The 39-year-old chef owns and operates the tiny Kous Kous Cafe at 665 Washington Road in Mt. Lebanon. Since 2008, Khila has juggled his two passions of teaching and cooking, and has tried to find a way to keep the restaurant open during more times to meet demand.
“During summer I can keep open longer,” he said. “but come the school year, I'm going to have to make some changes.”
Part of that change will be allowing chef Zoe Weiner, 23, to cook more independently and run the restaurant while Khila teaches English at Boyce Middle School and Eisenhower Elementary.
“I've learned more here in two years than I did in two years of culinary school,” Weiner said.
“As a teacher, you must know not to blame the student for not learning something you're not teaching,” Khila said. “So, I have to come up with recipes that are simple and easy to do without much help.”
The Morocco native opened the restaurant as a tribute to a friend who died in 2008. He met him randomly within his first two days of arriving in Pittsburgh more than a decade ago.
“It was out of the blue. He was my best friend. And it was kind of, this is the time to do this,” he said.
Khila knows five languages, including Arabic and French, which he used to teach at Upper St. Clair High School.
“Now I teach English as a Second Language (ESL) at the two primary schools, K-6, with kids here from all over the world.”
“In Morocco, at least 30 years ago, the education system there and the geography – it was very conducive to learning lots of languages. I learned Moroccan Arabic then standard Arabic later, and French in elementary school ... like in Europe, if you don't learn multiple languages, your prospects are very limited,” Khila said.
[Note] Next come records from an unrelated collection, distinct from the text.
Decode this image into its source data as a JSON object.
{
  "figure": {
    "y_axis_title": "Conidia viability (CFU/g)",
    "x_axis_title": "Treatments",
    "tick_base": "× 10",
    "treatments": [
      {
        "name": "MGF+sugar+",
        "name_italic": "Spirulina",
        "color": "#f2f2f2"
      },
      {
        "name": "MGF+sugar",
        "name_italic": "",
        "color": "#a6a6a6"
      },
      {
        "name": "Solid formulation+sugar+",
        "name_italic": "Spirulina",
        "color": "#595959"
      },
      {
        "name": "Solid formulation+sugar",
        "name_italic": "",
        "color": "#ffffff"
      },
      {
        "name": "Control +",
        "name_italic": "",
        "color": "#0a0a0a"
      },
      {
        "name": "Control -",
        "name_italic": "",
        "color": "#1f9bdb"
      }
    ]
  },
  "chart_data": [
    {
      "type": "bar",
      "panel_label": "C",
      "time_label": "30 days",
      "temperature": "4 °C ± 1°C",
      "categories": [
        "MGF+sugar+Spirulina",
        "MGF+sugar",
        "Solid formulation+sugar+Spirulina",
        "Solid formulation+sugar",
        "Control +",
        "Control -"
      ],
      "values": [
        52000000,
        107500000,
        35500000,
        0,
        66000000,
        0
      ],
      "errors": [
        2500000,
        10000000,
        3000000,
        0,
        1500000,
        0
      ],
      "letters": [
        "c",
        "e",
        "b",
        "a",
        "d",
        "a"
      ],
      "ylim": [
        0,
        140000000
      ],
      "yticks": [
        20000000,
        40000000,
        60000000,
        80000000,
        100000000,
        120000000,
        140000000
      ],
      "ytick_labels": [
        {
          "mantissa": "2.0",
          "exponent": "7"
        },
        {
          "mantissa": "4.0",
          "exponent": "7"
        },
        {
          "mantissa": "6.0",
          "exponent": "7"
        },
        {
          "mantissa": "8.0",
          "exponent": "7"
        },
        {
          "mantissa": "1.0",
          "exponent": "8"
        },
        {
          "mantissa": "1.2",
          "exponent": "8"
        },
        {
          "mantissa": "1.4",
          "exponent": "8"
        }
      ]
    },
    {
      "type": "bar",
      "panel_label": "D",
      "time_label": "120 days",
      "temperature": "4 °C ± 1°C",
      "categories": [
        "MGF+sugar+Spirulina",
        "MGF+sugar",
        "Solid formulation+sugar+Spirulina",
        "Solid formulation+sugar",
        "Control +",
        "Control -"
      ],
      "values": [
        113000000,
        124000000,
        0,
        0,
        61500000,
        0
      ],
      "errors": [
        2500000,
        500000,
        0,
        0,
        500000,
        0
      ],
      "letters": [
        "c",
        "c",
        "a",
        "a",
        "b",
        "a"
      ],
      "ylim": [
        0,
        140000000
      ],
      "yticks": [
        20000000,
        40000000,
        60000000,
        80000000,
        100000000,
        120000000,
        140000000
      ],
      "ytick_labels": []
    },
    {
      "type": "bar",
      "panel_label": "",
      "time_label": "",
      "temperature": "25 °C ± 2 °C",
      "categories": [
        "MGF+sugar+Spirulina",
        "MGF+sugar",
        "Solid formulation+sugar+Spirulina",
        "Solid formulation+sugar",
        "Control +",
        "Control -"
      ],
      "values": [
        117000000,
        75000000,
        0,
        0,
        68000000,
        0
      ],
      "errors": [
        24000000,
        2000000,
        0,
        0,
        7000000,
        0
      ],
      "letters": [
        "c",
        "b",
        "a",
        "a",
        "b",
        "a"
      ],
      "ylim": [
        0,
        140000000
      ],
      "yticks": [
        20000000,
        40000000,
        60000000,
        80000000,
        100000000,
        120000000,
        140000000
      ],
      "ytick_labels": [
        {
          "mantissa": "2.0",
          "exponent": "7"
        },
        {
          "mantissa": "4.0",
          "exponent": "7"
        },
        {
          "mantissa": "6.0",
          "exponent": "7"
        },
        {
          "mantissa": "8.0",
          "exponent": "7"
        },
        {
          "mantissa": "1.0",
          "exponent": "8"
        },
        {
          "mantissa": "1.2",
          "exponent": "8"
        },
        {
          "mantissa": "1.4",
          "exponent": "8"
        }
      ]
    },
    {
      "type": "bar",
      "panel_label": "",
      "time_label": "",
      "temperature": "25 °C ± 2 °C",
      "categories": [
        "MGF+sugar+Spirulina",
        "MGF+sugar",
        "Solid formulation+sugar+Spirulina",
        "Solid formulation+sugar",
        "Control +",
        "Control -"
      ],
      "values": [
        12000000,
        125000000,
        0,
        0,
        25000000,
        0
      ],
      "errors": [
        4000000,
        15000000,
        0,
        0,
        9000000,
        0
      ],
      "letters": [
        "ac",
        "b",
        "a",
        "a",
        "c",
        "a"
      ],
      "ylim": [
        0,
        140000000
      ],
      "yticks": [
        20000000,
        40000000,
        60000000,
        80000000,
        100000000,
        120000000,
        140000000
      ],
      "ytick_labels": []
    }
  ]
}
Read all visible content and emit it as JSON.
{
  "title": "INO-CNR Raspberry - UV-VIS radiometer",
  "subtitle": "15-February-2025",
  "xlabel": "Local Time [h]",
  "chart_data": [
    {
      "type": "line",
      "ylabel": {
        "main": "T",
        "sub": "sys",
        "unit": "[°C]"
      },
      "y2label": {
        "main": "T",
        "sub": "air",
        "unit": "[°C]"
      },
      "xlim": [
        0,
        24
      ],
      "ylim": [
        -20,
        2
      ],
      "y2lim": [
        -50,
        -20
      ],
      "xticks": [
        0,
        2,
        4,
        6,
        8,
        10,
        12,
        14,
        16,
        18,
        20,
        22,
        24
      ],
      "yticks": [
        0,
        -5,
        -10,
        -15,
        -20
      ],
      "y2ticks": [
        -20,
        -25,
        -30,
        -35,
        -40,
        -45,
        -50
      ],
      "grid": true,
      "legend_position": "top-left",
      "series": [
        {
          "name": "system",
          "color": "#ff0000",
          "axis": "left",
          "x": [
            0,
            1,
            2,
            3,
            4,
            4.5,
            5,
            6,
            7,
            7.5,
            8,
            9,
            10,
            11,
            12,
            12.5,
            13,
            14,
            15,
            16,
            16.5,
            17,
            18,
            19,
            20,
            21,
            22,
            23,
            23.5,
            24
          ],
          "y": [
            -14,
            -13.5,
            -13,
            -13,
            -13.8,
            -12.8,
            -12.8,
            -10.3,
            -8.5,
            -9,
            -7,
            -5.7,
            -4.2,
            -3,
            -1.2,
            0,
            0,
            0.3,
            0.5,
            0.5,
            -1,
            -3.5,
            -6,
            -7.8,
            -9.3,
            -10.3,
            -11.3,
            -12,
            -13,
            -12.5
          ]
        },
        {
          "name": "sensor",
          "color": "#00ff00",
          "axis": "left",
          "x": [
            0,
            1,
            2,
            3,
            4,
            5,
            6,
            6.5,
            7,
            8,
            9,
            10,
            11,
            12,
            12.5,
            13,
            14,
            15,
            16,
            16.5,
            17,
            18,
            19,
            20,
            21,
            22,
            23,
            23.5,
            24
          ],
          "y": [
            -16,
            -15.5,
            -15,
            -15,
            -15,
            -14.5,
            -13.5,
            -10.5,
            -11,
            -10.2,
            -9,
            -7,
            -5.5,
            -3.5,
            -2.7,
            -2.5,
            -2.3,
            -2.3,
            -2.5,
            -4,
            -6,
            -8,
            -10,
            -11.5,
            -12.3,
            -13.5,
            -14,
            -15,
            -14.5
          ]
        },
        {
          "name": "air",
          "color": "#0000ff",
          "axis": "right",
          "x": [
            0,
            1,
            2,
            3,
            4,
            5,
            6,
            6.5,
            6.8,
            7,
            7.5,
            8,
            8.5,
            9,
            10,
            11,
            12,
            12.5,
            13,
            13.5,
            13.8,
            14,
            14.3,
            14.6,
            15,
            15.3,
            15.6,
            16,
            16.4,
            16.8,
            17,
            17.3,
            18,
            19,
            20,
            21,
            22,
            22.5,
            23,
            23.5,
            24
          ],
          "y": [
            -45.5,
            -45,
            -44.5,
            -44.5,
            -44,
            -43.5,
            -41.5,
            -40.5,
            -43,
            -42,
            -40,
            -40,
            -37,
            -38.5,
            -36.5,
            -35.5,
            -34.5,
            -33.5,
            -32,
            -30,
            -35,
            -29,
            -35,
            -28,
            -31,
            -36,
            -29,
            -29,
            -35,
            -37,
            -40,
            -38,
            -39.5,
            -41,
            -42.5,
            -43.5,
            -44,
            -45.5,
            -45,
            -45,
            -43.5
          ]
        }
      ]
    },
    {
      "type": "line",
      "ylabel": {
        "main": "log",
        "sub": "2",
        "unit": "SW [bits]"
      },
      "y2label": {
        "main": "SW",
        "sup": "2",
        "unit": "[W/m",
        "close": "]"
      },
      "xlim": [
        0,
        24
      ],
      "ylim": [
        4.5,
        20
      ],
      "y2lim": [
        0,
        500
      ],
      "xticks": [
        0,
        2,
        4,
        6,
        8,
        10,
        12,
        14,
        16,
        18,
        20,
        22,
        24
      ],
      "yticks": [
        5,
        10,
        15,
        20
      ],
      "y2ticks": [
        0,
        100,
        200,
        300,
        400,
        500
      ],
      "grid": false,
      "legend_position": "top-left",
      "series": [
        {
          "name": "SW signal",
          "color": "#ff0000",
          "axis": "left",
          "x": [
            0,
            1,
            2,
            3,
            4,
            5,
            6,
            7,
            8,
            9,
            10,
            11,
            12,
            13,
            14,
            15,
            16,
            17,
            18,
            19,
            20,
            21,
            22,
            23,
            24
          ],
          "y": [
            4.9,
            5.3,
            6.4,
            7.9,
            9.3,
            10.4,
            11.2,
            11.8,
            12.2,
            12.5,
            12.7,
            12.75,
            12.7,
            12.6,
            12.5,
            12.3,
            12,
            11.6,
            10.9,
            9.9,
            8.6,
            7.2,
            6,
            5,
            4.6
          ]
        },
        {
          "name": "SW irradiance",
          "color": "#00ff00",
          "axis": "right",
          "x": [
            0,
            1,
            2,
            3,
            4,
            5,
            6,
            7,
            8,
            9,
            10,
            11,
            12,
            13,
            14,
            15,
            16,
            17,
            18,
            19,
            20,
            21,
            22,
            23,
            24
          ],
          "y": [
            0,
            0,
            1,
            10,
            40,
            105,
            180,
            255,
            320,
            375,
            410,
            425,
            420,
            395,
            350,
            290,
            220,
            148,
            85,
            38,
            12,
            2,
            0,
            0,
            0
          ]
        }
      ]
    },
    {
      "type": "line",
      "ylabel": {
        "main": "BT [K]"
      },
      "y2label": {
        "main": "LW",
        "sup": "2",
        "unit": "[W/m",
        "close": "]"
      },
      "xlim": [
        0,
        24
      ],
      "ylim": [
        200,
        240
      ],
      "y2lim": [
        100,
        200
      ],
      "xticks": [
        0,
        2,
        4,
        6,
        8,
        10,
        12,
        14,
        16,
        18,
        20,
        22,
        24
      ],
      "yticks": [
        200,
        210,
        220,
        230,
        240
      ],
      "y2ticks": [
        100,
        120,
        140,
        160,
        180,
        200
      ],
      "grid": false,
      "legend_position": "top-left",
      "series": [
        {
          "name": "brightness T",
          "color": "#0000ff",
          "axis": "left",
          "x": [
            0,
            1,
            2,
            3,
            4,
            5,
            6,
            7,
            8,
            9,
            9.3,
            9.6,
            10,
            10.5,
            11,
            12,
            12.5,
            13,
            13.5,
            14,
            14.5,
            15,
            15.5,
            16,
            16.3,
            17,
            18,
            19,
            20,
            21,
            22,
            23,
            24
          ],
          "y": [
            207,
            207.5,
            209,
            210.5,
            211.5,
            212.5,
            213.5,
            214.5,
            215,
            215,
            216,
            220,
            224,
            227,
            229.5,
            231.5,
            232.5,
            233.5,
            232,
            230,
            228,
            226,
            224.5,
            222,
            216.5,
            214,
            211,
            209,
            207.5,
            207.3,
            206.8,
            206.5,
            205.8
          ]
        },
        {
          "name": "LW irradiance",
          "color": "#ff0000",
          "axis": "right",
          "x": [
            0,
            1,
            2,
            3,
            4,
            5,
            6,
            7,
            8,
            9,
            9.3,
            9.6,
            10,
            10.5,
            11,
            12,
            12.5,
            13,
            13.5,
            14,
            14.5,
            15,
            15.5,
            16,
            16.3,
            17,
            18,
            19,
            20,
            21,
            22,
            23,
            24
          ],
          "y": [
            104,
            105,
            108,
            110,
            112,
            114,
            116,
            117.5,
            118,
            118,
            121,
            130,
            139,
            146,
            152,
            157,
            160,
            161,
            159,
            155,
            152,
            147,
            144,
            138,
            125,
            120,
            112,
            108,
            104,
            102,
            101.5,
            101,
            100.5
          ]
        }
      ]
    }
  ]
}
Going to school in Tangier, he picked up Spanish, too, and had come to learn a bit of Czech as well as German.
“I've forgotten German from college, but Czech – well my wife is Czech. A friend joked, 'You have come all the way to America only to marry another foreigner!'”
Khila said his world experiences have become part of his cooking.
“Eighty percent of the rotating menu are mom's recipes, but I bring my own interpretation to the table,” he said.
“Nothing is overly fancy. I make sure the presentation is nice, but the question is, does it taste good?”
For this story, a small sample was requested. Small is relative to the 6'8” chef, so out came a nearly one-pound bastilla, a sweet and salty meat pie made with chicken, apples, onions, raisins and spices. The filling is folded inside multiple layers of phyllo-like dough called werqa, then baked, dusted with cinnamon and sugar, and served atop saffron sauce.
“What I really like on the menu right now is the lamb shank. I finally found a local farmer in Latrobe that has the best lamb ... it's slow cooked for five hours and it just falls off the bone.”
A former colleague from Upper St. Clair agrees, and it was that dish that had her come in for one of her many repeat visits with her family. “You can't get the spices and the flavors here anywhere else,” retired teacher Norma Swaney said. “The care that goes into each meal, you can just see it and you can taste it.”
As for the alternate spelling of couscous, Khila took a page from Led Zeppelin when it comes to pronunciation.
“I didn't want there to be any confusion. So not saying 'soos soos,' and knowing that this dish (couscous) has always been a part of Moroccan food.”